The Film Credit Bank

The National-Socialists went further than institutional and legal conditions in their circumscription and exertion of state control over the film industry. They took hold of its economy as well, founding the Film Credit Bank (FKB) in June 1933 as a funding source for film projects.

"For production companies, the chronic lack of capital and consequent dependence on foreign capital were defining factors for the period following World War I (with the exception of the inflation years). Creditors had little reason to believe that their investments would be returned in view of the profit risk of any given film.(1) Credit institutions founded especially for financing the film industry generally went under due to poorly budgeted capital reserves.(2) Here, too, the Umbrella Organization of the German Film Industry (SPIO) was seen as leading the way conceptually with its idea for a film bank that would represent other investors (both private investors and banks) on trust and bear their risk in return.(3)

The new government was interested in the plan because the treasury would remain unencumbered. Participating banks of the FKB initially promised 10 million Reich marks(4); and the allocation of loans was linked to certain conditions: Presentation of a 'shootable' film script, casting list, clearance of any copyright issues, exact budget, contract for distribution, and proof of membership of all involved parties in the SPIO and/or the Reich Chamber of Film. In the person of the Reich Film Dramaturg, who evaluated the screenplay, the state held a key political and ideological function between funding and production: Financial security was coupled with political control.(5) Up to 70% of a film's budget could be covered by the bank. The remaining 30% plus one third of print costs and a reserve budget comprising 15% of the total would have to be raised by the producer himself and demonstrated in cash. […]

The Film Credit Bank's offer was unanimously approved by the film industry: In 1933 alone, 22 feature-length and short films were financed with assistance from the FKB; in 1934, with a credit volume of 7.6 million Reich marks, this number rose to 49 films (40% of total production); and in 1935, with the credit volume already at 15.7 million Reich marks, it was 65 (70% of the total).(6) The FKB thus covered two thirds of all funding for the film industry; and it was the large corporations in particular that made use of it as they could thereby keep their own capital reserves free."


(Excerpt from Daniel Otto, "Der Bürgermeister und der Filmkonzern. Gleichschaltung und Verstaatlichung der deutschen Filmindustrie am Beispiel der Tobis AG" in Tonfilmfrieden/Tonfilmkrieg. Die Geschichte der Tobis vom Technik-Syndikat zum Staatskonzern, ed. Jan Distelmeyer [München; edition text + kritik, 2003], pp. 107-125).

(1) The banks' distrust found expression in, among other things, the practice of discounting film bills, which were redeemed at up to a 50% reduction.
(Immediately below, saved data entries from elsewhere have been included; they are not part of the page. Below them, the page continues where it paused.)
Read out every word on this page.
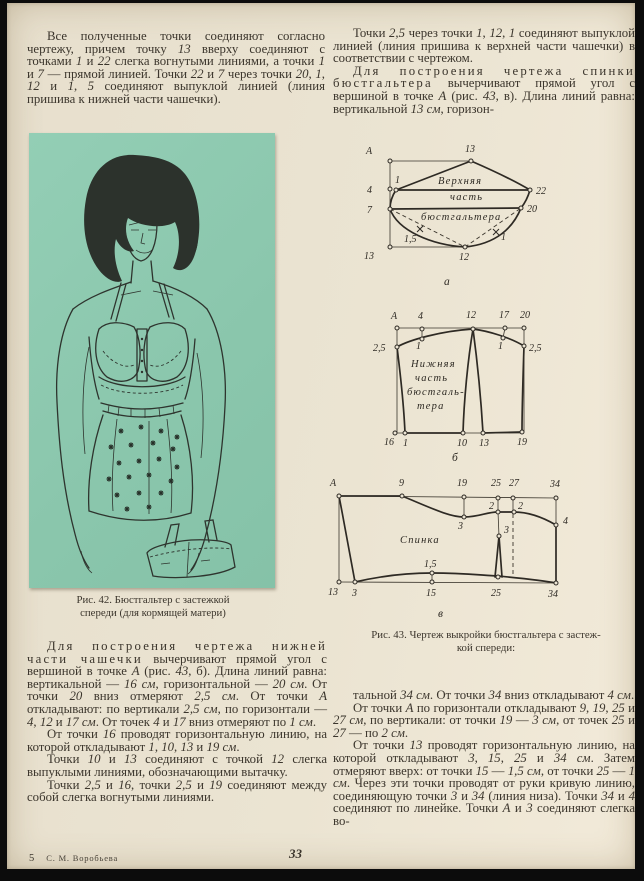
Все полученные точки соединяют согласно чертежу, причем точку 13 вверху соединяют с точками 1 и 22 слегка вогнутыми линиями, а точки 1 и 7 — прямой линией. Точки 22 и 7 через точки 20, 1, 12 и 1, 5 соединяют выпуклой линией (линия пришива к нижней части чашечки).

Рис. 42. Бюстгальтер с застежкой
спереди (для кормящей матери)

Для построения чертежа нижней части чашечки вычерчивают прямой угол с вершиной в точке А (рис. 43, б). Длина линий равна: вертикальной — 16 см, горизонтальной — 20 см. От точки 20 вниз отмеряют 2,5 см. От точки А откладывают: по вертикали 2,5 см, по горизонтали — 4, 12 и 17 см. От точек 4 и 17 вниз отмеряют по 1 см.

От точки 16 проводят горизонтальную линию, на которой откладывают 1, 10, 13 и 19 см.

Точки 10 и 13 соединяют с точкой 12 слегка выпуклыми линиями, обозначающими вытачку.

Точки 2,5 и 16, точки 2,5 и 19 соединяют между собой слегка вогнутыми линиями.

5 С. М. Воробьева	33

Точки 2,5 через точки 1, 12, 1 соединяют выпуклой линией (линия пришива к верхней части чашечки) в соответствии с чертежом.

Для построения чертежа спинки бюстгальтера вычерчивают прямой угол с вершиной в точке А (рис. 43, в). Длина линий равна: вертикальной 13 см, горизон-

Верхняя
часть
бюстгальтера
а
А	13
4
1
22
7	20
13	12
1,5	1
Нижняя
часть
бюстгаль-
тера
б
А 4	12 17 20
2,5	2,5
1	1
16 1	10 13	19
Спинка
в
А	9	19 25 27	34
2 2
3	4
3
13 3
1,5
15	25	34
Рис. 43. Чертеж выкройки бюстгальтера с застеж-
кой спереди:

тальной 34 см. От точки 34 вниз откладывают 4 см.

От точки А по горизонтали откладывают 9, 19, 25 и 27 см, по вертикали: от точки 19 — 3 см, от точек 25 и 27 — по 2 см.

От точки 13 проводят горизонтальную линию, на которой откладывают 3, 15, 25 и 34 см. Затем отмеряют вверх: от точки 15 — 1,5 см, от точки 25 — 1 см. Через эти точки проводят от руки кривую линию, соединяющую точки 3 и 34 (линия низа). Точки 34 и 4 соединяют по линейке. Точки А и 3 соединяют слегка во-
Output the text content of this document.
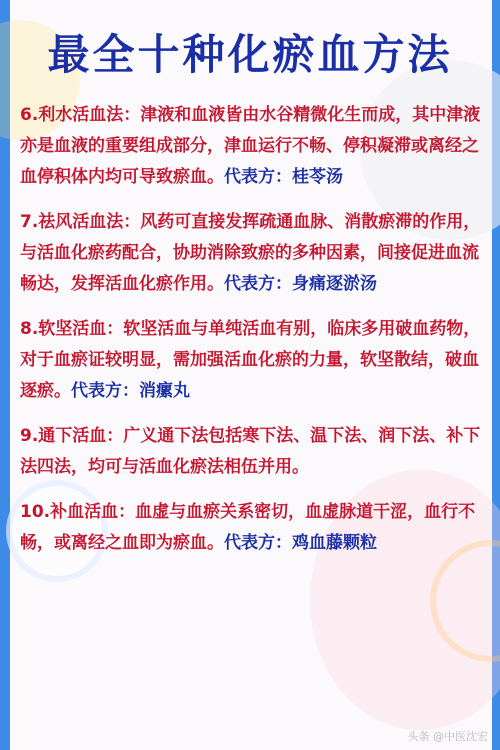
最全十种化瘀血方法

6.利水活血法：津液和血液皆由水谷精微化生而成，其中津液亦是血液的重要组成部分，津血运行不畅、停积凝滞或离经之血停积体内均可导致瘀血。代表方：桂苓汤

7.祛风活血法：风药可直接发挥疏通血脉、消散瘀滞的作用，与活血化瘀药配合，协助消除致瘀的多种因素，间接促进血流畅达，发挥活血化瘀作用。代表方：身痛逐淤汤

8.软坚活血：软坚活血与单纯活血有别，临床多用破血药物，对于血瘀证较明显，需加强活血化瘀的力量，软坚散结，破血逐瘀。代表方：消瘰丸

9.通下活血：广义通下法包括寒下法、温下法、润下法、补下法四法，均可与活血化瘀法相伍并用。

10.补血活血：血虚与血瘀关系密切，血虚脉道干涩，血行不畅，或离经之血即为瘀血。代表方：鸡血藤颗粒

头条 @中医沈宏
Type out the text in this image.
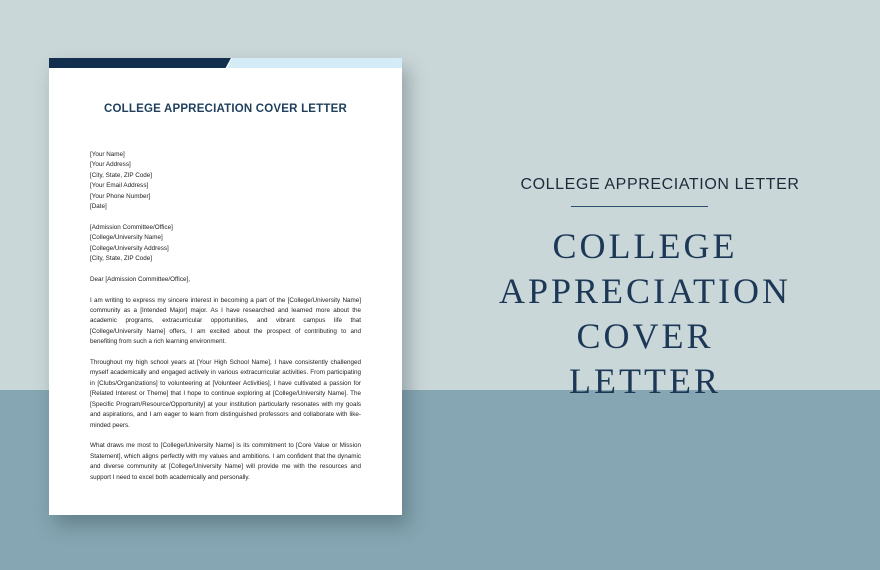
COLLEGE APPRECIATION COVER LETTER
[Your Name]
[Your Address]
[City, State, ZIP Code]
[Your Email Address]
[Your Phone Number]
[Date]
[Admission Committee/Office]
[College/University Name]
[College/University Address]
[City, State, ZIP Code]

Dear [Admission Committee/Office],

I am writing to express my sincere interest in becoming a part of the [College/University Name] community as a [Intended Major] major. As I have researched and learned more about the academic programs, extracurricular opportunities, and vibrant campus life that [College/University Name] offers, I am excited about the prospect of contributing to and benefiting from such a rich learning environment.

Throughout my high school years at [Your High School Name], I have consistently challenged myself academically and engaged actively in various extracurricular activities. From participating in [Clubs/Organizations] to volunteering at [Volunteer Activities], I have cultivated a passion for [Related Interest or Theme] that I hope to continue exploring at [College/University Name]. The [Specific Program/Resource/Opportunity] at your institution particularly resonates with my goals and aspirations, and I am eager to learn from distinguished professors and collaborate with like-minded peers.

What draws me most to [College/University Name] is its commitment to [Core Value or Mission Statement], which aligns perfectly with my values and ambitions. I am confident that the dynamic and diverse community at [College/University Name] will provide me with the resources and support I need to excel both academically and personally.

COLLEGE APPRECIATION LETTER
COLLEGE
APPRECIATION COVER
LETTER
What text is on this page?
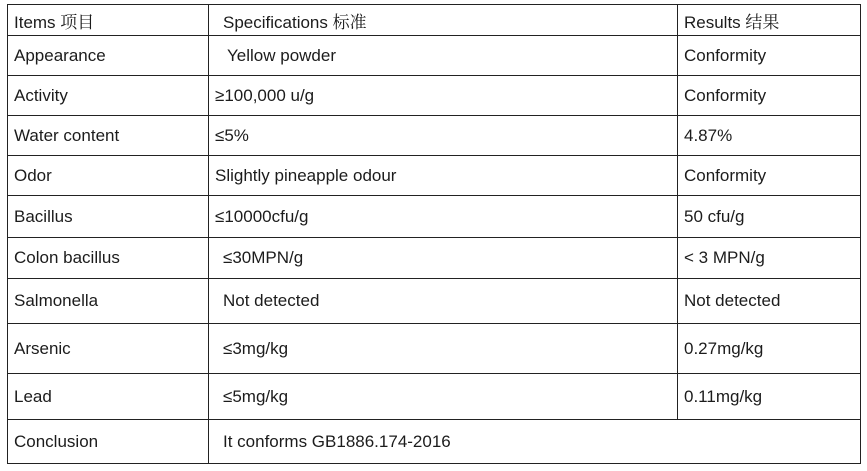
Items 项目	Specifications 标准	Results 结果
Appearance	Yellow powder	Conformity
Activity	≥100,000 u/g	Conformity
Water content	≤5%	4.87%
Odor	Slightly pineapple odour	Conformity
Bacillus	≤10000cfu/g	50 cfu/g
Colon bacillus	≤30MPN/g	< 3 MPN/g
Salmonella	Not detected	Not detected
Arsenic	≤3mg/kg	0.27mg/kg
Lead	≤5mg/kg	0.11mg/kg
Conclusion	It conforms GB1886.174-2016	
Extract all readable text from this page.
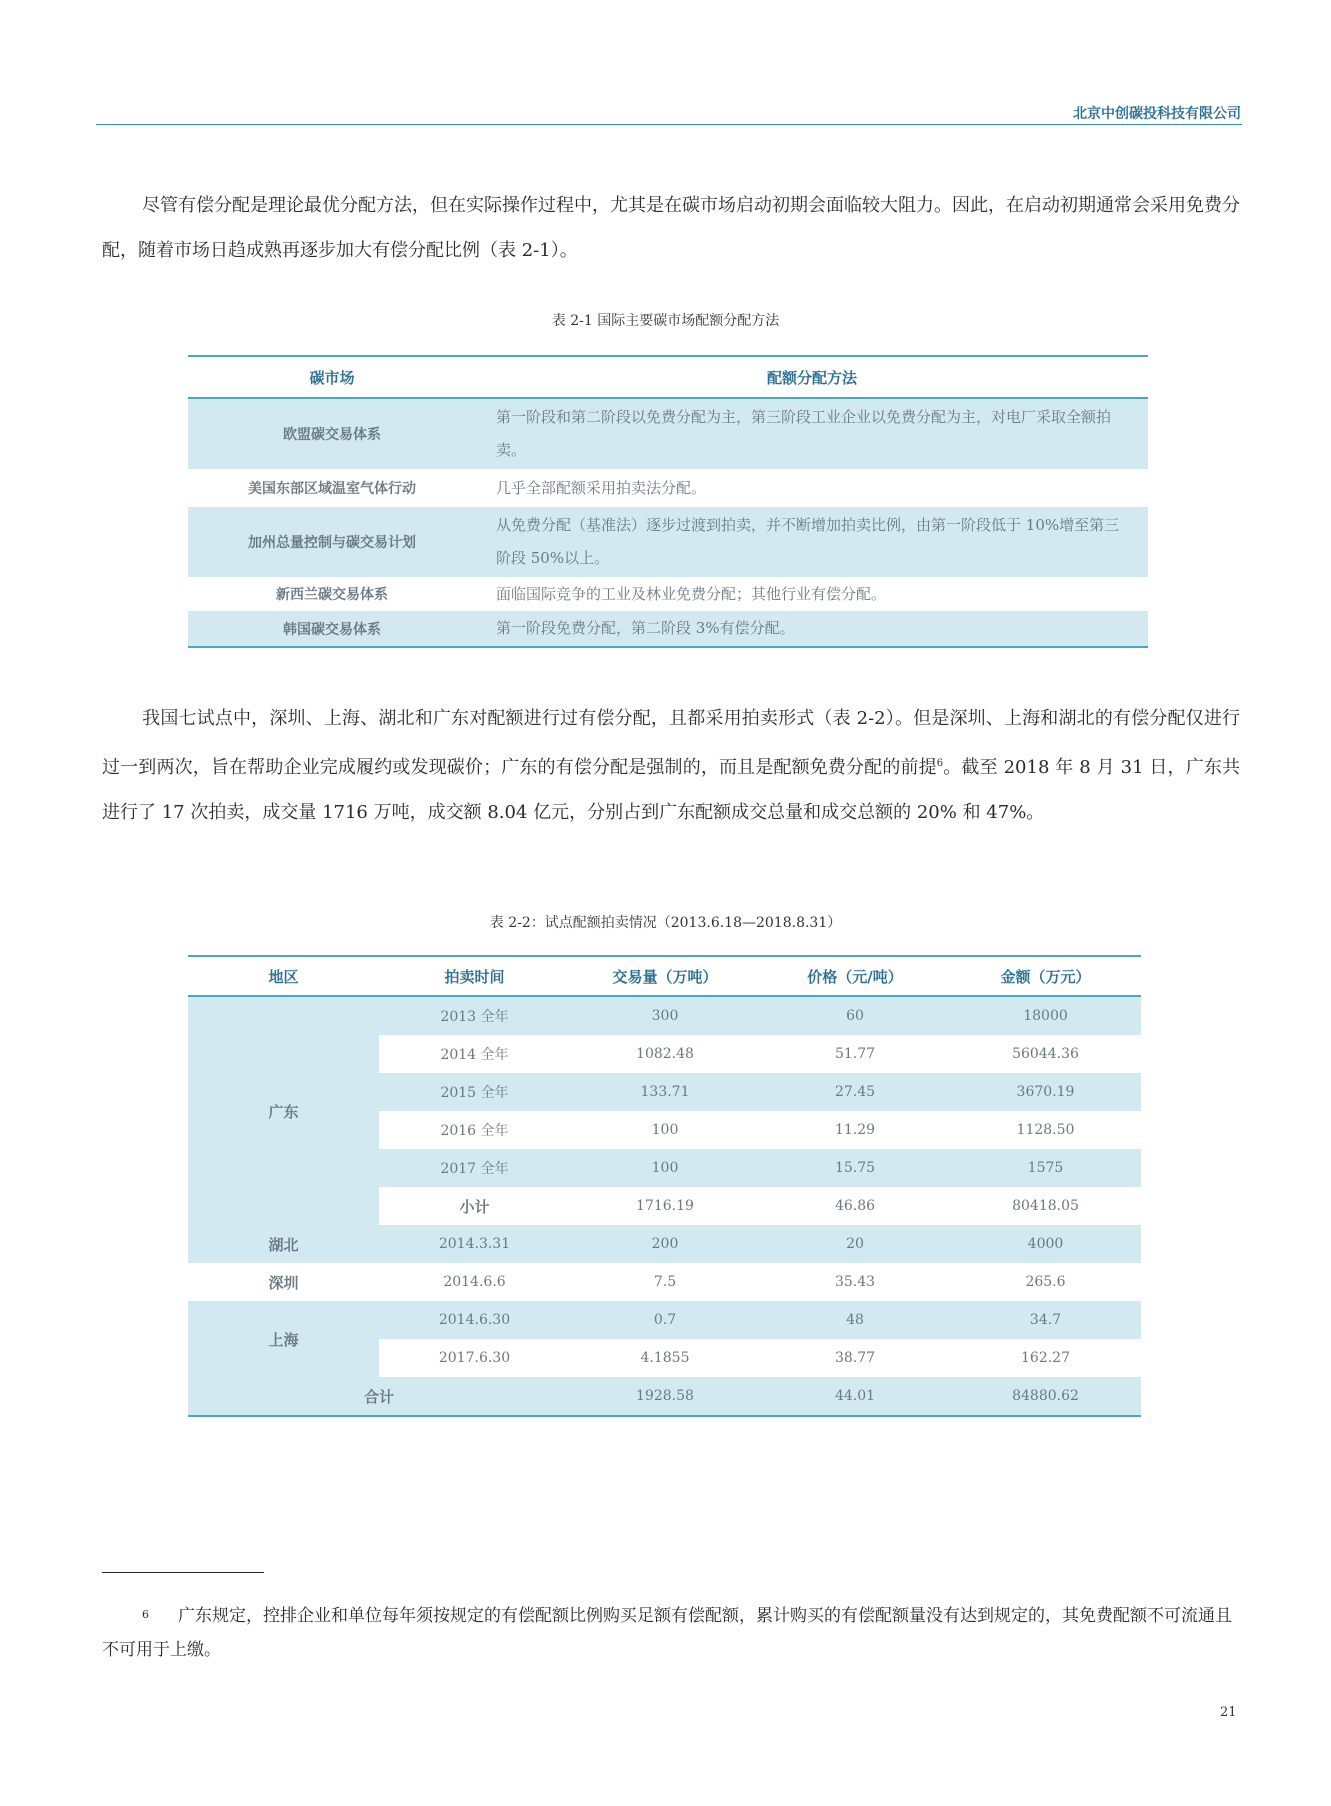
北京中创碳投科技有限公司

尽管有偿分配是理论最优分配方法，但在实际操作过程中，尤其是在碳市场启动初期会面临较大阻力。因此，在启动初期通常会采用免费分配，随着市场日趋成熟再逐步加大有偿分配比例（表 2-1）。

表 2-1 国际主要碳市场配额分配方法
碳市场	配额分配方法
欧盟碳交易体系	第一阶段和第二阶段以免费分配为主，第三阶段工业企业以免费分配为主，对电厂采取全额拍卖。
美国东部区域温室气体行动	几乎全部配额采用拍卖法分配。
加州总量控制与碳交易计划	从免费分配（基准法）逐步过渡到拍卖，并不断增加拍卖比例，由第一阶段低于 10%增至第三阶段 50%以上。
新西兰碳交易体系	面临国际竞争的工业及林业免费分配；其他行业有偿分配。
韩国碳交易体系	第一阶段免费分配，第二阶段 3%有偿分配。

我国七试点中，深圳、上海、湖北和广东对配额进行过有偿分配，且都采用拍卖形式（表 2-2）。但是深圳、上海和湖北的有偿分配仅进行过一到两次，旨在帮助企业完成履约或发现碳价；广东的有偿分配是强制的，而且是配额免费分配的前提$^6$。截至 2018 年 8 月 31 日，广东共进行了 17 次拍卖，成交量 1716 万吨，成交额 8.04 亿元，分别占到广东配额成交总量和成交总额的 20% 和 47%。

表 2-2：试点配额拍卖情况（2013.6.18—2018.8.31）
地区	拍卖时间	交易量（万吨）	价格（元/吨）	金额（万元）
广东	2013 全年	300	60	18000
	2014 全年	1082.48	51.77	56044.36
	2015 全年	133.71	27.45	3670.19
	2016 全年	100	11.29	1128.50
	2017 全年	100	15.75	1575
	小计	1716.19	46.86	80418.05
湖北	2014.3.31	200	20	4000
深圳	2014.6.6	7.5	35.43	265.6
上海	2014.6.30	0.7	48	34.7
	2017.6.30	4.1855	38.77	162.27
合计		1928.58	44.01	84880.62

6 广东规定，控排企业和单位每年须按规定的有偿配额比例购买足额有偿配额，累计购买的有偿配额量没有达到规定的，其免费配额不可流通且不可用于上缴。

21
See Kurt Wolf, "Entwicklung und Neugestaltung der deutschen Filmwirtschaft seit 1933," (Ph.D. diss., Heidelberg University, 1938), cited in Bredow and Zureck, 161.

(2) For example the International Film AG in 1920 with 15 million in capital, the Bank für Handel und Filmindustrie in 1923, and the Kino-Kredit-AG in 1928. See Wolfgang Becker, Film und Herrschaft (Berlin [West]: Spiess, 1973), 35. (3) See Jürgen Spiker, Film und Kapital (Berlin [West]: Spiess, 1975), 96f. (4) The startup capital came to 200,000 RM and was made up of, respectively, 25,000 RM (Deutsche Bank, Dresdner Bank), 10,000 RM (Commerz- und Privatbank), 20,000 RM (Reichskreditgesellschaft AG), and 120,000 RM (Ludwig Klitzsch on behalf of Ufa). The advisory board included the participating banks, Klitzsch, and representatives of the Reich Ministry for Popular Enlightenment and Propaganda, and of Agfa and Tobis. See Max Kullmann, "Die Entwicklung des deutschen Lichtspieltheaters," (Ph.D. diss, University of Nürnberg, 1935), 78. (5) In August 1933 the bank's shares were taken over by the Reich Chamber of Film and along with them control of the Film Credit Bank. Beginning in 1935, the Film Credit Bank shares changed owners several times until in early 1942 they were absorbed into the Ufa-Film-GmbH and remained until 1945 in both direct and indirect possession of the Reich. See Becker 1975, 38f. (6) See Becker 1975, 40.